The building at 210 Baronne St. was originally constructed as a bank before it became a special events venue.

Hey Blake,

I’m invited to a wedding reception at the Capital on Baronne, located inside the old First NBC Bank building. Was it originally built as a bank?

Dear reader,

The building at 210 Baronne Street began life as the headquarters of Canal Bank and Trust. It opened in 1927.

Canal Bank and Trust had its roots in the New Orleans Canal and Banking Company, founded in 1831. Its original purpose was to finance the construction of the New Basin Canal, hence its name. According to The Times-Picayune, the bank, which later became Canal Bank and Trust, grew into the largest bank in the South at the time of the Great Depression. It was liquidated in 1933 and reopened as the National Bank of Commerce.

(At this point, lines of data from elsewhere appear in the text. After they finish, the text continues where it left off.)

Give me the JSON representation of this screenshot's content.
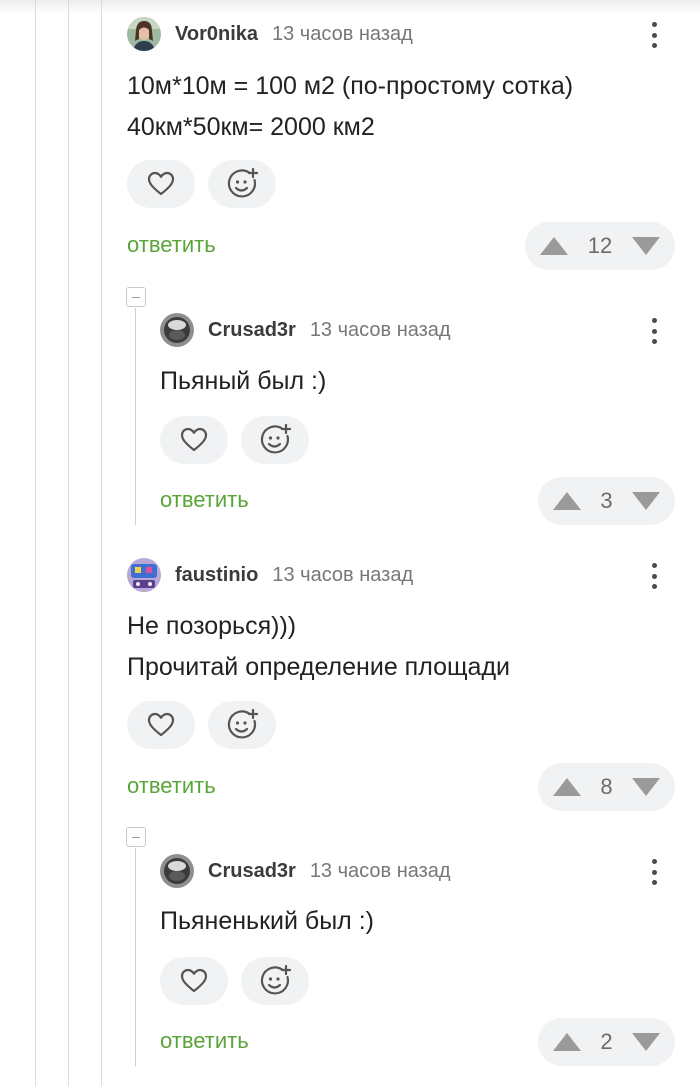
{
  "comments": [
    {
      "author": "Vor0nika",
      "time": "13 часов назад",
      "lines": [
        "10м*10м = 100 м2 (по-простому сотка)",
        "40км*50км= 2000 км2"
      ],
      "reply_label": "ответить",
      "rating": "12"
    },
    {
      "author": "Crusad3r",
      "time": "13 часов назад",
      "lines": [
        "Пьяный был :)"
      ],
      "reply_label": "ответить",
      "rating": "3"
    },
    {
      "author": "faustinio",
      "time": "13 часов назад",
      "lines": [
        "Не позорься)))",
        "Прочитай определение площади"
      ],
      "reply_label": "ответить",
      "rating": "8"
    },
    {
      "author": "Crusad3r",
      "time": "13 часов назад",
      "lines": [
        "Пьяненький был :)"
      ],
      "reply_label": "ответить",
      "rating": "2"
    }
  ],
  "icons": {
    "like": "heart-icon",
    "reaction": "add-emoji-icon",
    "more": "more-vertical-icon",
    "upvote": "triangle-up-icon",
    "downvote": "triangle-down-icon",
    "collapse": "collapse-thread-icon"
  },
  "colors": {
    "reply_link": "#5aa43a",
    "button_bg": "#f0f2f4",
    "arrow": "#9a9a9a"
  }
}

Its Baronne Street headquarters were designed by noted architect Emile Weil, whose other local projects included the Saenger Theatre, Touro Synagogue and Whitney Bank building. The Canal Bank and Trust building was constructed at a cost of $5 million, according to a November 1927 Times-Picayune article.

Over the years, the Baronne Street building was hailed by architectural historians and critics. In a 1991 Times-Picayune column, art critic Roger Green said the bank building offered depositors “quite a lot — architecturally speaking — for their money,” explaining that it imitated a “Renaissance palazzo in Florence” with its limestone exterior and ornate features.

In 1971, the bank was renamed First National Bank of Commerce. When a later incarnation of that bank (also headquartered there) failed in 2017, the Baronne Street building was sold. It was converted into apartments and commercial offices. The original lobby was restored and reopened as the Capital on Baronne.